New York Post

Byner helps Jets reserve confront past mistake

- Steve Serby steve.serby@nypost.com

EARNEST Byner had been to hell and back once, and 27 long years after a moment in time forever remembered as The Fumble, he recognized his calling was to help a lost, young, wounded kindred spirit recover from his own worst nightmare.

Brandon Bostick is a reserve tight end for the Jets these days. Bostick was the one who, as a Packer, muffed a fateful onside kick in Seattle in the 2014 NFC Championsh­ip game that cost Green Bay a berth in Super Bowl XLIX. Now he has to face the Seahawks again come Sunday at MetLife.

“I haven’t thought about it the whole season ’til you actually said something about it,” Bostick said, and laughed.

He has begun to rebuild his career after it crumbled not long after that day — a credit to him, of course, but as well to Byner, who felt compelled to be a guardian angel at a time when Bostick had no idea what was lurking on the horizon — the loneliness ... the emptiness ... even death threats.

“Because I recognized the pain in his voice ... the pain that he felt about letting people down, or how he was blaming the whole game on himself,” Byner told The Post by phone. “I saw that. I recognized that pain right away, and my heart said I had to reach out to him.”

Byner reached out to Packers running backs coach Sam Gash, who served as the intermedia­ry, and connected with Bostick at his Florence, S.C., home several days after the worst football day of his life.

“I had no idea who he was, so I had to look him up, Google him,” said Bostick, who was born in 1989. “So it finally made sense why he was calling me. I definitely remember he was just saying how things are gonna be, and just how to handle it, and how to move on from it and how to, I guess, re-find myself again, gain my focus back in football and just helped me get my confidence back in myself.”

Byner told him: “Yes, your mistake cost the game. But it wasn’t the only mistake that cost the game.”

During that initial 30-minute conversati­on, which preceded many others, they were able to laugh about Bostick not even being born the day Byner fumbled away the tying touchdown — and a berth in Super Bowl XXII — at the 1-yard line in Denver.

“He understood that I understood what he was going through,” Byner said.

Did Byner ever understand. Strangers would yell “fumble” at him when he would do appearance­s.

“The haunting for me was people reminding me of my mistake,” Byner said. “And then sometimes, there would be some obscene things that they would say. We did a USO trip over to Germany. I almost had to fight a guy.”

Byner was fortunate only in this regard: He didn’t have to endure any angry mob on social media.

“[Bostick] was inundated right away,” Byner said. “The pressure of that was instant. For me, it built up over time.

“But the low point to me, really, finally came after I had been traded [in 1989] to the Redskins, and I had muffed a pass in the end zone and we lost the game because of that pass. That’s when I hit rock bottom. I looked up at the moon and the stars and I’m like, ‘Why me?
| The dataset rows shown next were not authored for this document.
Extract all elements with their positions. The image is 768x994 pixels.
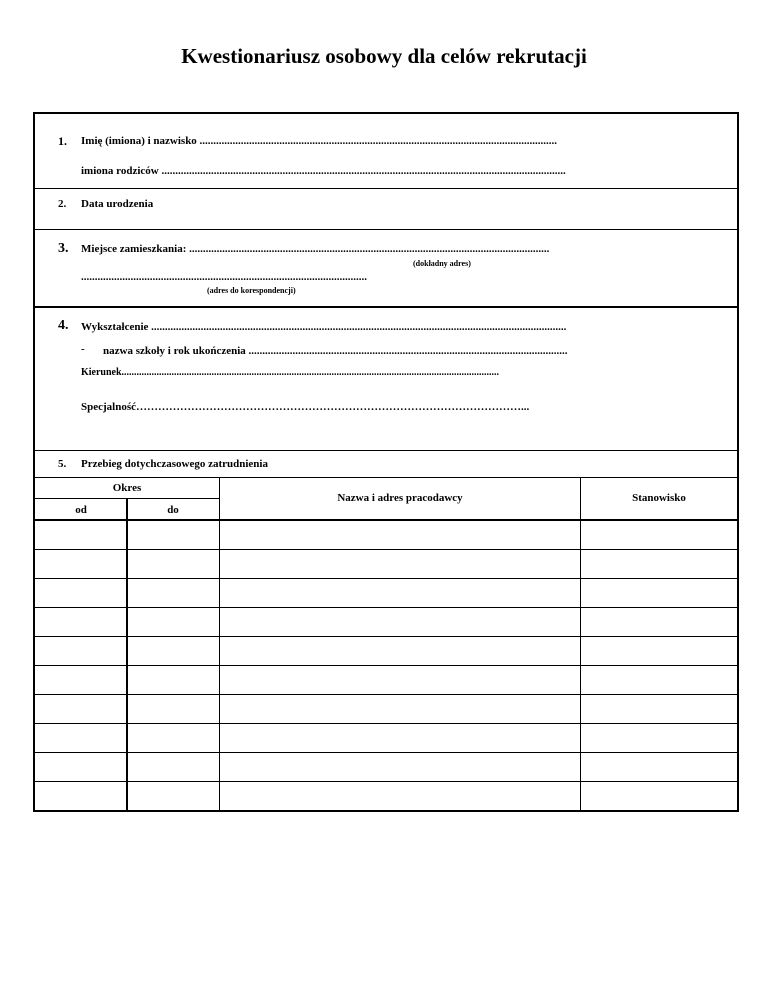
cell-do[interactable] <box>128 666 218 693</box>
cell-employer[interactable] <box>220 608 579 635</box>
cell-employer[interactable] <box>220 550 579 577</box>
address-hint: (dokładny adres) <box>413 259 471 268</box>
cell-od[interactable] <box>35 550 125 577</box>
divider <box>35 229 737 230</box>
birthdate-field[interactable]: Data urodzenia <box>81 198 154 210</box>
name-field[interactable]: Imię (imiona) i nazwisko .................................................................................................................................. <box>81 135 558 147</box>
cell-do[interactable] <box>128 579 218 606</box>
cell-position[interactable] <box>581 608 736 635</box>
header-do: do <box>167 504 179 516</box>
parents-names-field[interactable]: imiona rodziców ................................................................................................................................................... <box>81 165 566 177</box>
address-field[interactable]: Miejsce zamieszkania: ................................................................................................................................... <box>81 243 550 255</box>
cell-od[interactable] <box>35 666 125 693</box>
cell-od[interactable] <box>35 753 125 780</box>
cell-position[interactable] <box>581 579 736 606</box>
header-od: od <box>75 504 87 516</box>
cell-od[interactable] <box>35 782 125 809</box>
header-employer: Nazwa i adres pracodawcy <box>337 492 463 504</box>
cell-position[interactable] <box>581 666 736 693</box>
cell-employer[interactable] <box>220 695 579 722</box>
cell-od[interactable] <box>35 724 125 751</box>
correspondence-hint: (adres do korespondencji) <box>207 286 296 295</box>
list-dash: - <box>81 343 85 355</box>
cell-do[interactable] <box>128 782 218 809</box>
section-number: 4. <box>58 318 69 333</box>
section-number: 1. <box>58 134 67 148</box>
cell-position[interactable] <box>581 753 736 780</box>
divider <box>35 477 737 478</box>
header-okres: Okres <box>112 482 142 494</box>
cell-employer[interactable] <box>220 520 579 547</box>
cell-employer[interactable] <box>220 579 579 606</box>
cell-position[interactable] <box>581 550 736 577</box>
cell-employer[interactable] <box>220 724 579 751</box>
cell-position[interactable] <box>581 782 736 809</box>
field-of-study-field[interactable]: Kierunek....................................................................................................................................................... <box>81 367 500 378</box>
divider <box>35 450 737 451</box>
cell-do[interactable] <box>128 695 218 722</box>
employment-heading: Przebieg dotychczasowego zatrudnienia <box>81 458 268 470</box>
cell-do[interactable] <box>128 724 218 751</box>
cell-employer[interactable] <box>220 753 579 780</box>
cell-employer[interactable] <box>220 666 579 693</box>
specialization-field[interactable]: Specjalność……………………………………………………………………………………………... <box>81 401 530 413</box>
cell-position[interactable] <box>581 637 736 664</box>
questionnaire-form <box>33 112 739 812</box>
cell-position[interactable] <box>581 695 736 722</box>
cell-position[interactable] <box>581 724 736 751</box>
cell-employer[interactable] <box>220 782 579 809</box>
cell-od[interactable] <box>35 579 125 606</box>
education-field[interactable]: Wykształcenie ....................................................................................................................................................... <box>81 321 567 333</box>
section-number: 2. <box>58 198 67 210</box>
cell-position[interactable] <box>581 520 736 547</box>
cell-do[interactable] <box>128 637 218 664</box>
page-title: Kwestionariusz osobowy dla celów rekrutacji <box>181 44 587 68</box>
cell-do[interactable] <box>128 753 218 780</box>
cell-do[interactable] <box>128 608 218 635</box>
divider <box>35 306 737 308</box>
cell-od[interactable] <box>35 637 125 664</box>
cell-od[interactable] <box>35 695 125 722</box>
cell-od[interactable] <box>35 520 125 547</box>
cell-employer[interactable] <box>220 637 579 664</box>
correspondence-address-field[interactable]: ........................................................................................................ <box>81 271 367 283</box>
cell-od[interactable] <box>35 608 125 635</box>
school-field[interactable]: nazwa szkoły i rok ukończenia .................................................................................................................... <box>103 345 568 357</box>
divider <box>35 188 737 189</box>
section-number: 5. <box>58 458 67 470</box>
header-position: Stanowisko <box>632 492 686 504</box>
cell-do[interactable] <box>128 550 218 577</box>
section-number: 3. <box>58 241 69 256</box>
cell-do[interactable] <box>128 520 218 547</box>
Why me?’” Why was that rock bottom? “Because it had happened again, it had come back,” Byner said. “The Fumble was revisited.”

Bostick avoided television and social media for a week or so then confronted his demons head on. He even watched the replay of his muff. “I used it as motivation,” Bostick said. The death threats didn’t rattle him. “Earnest already told me what to expect, so I knew what was coming,” Bostick said.

Even so, the Packers cut him, and he didn’t yet believe in himself with the Vikings in 2015. The Jets signed him to the practice squad at the end of last season.

“You gotta be accountabl­e,” Bostick said. “People are counting on you. You can’t take anything for granted. You gotta be on your Ps and Qs at all times. You gotta be locked in. You gotta do your job most importantl­y, and just do what your asked to do, you’ll be all right.”

He last spoke with Byner in the preseason. Asked what he had learned about dealing with failure, Bostick said, “I don’t think anything can faze me mentally after going through that. You just gotta move on from stuff, don’t let stuff hold you back, and always believe in yourself.”

And he is comforted that the Jets believe in him.

“I’m on the ‘hands’ team,” Bostick said with a laugh, “so obviously they think I can catch the ball.”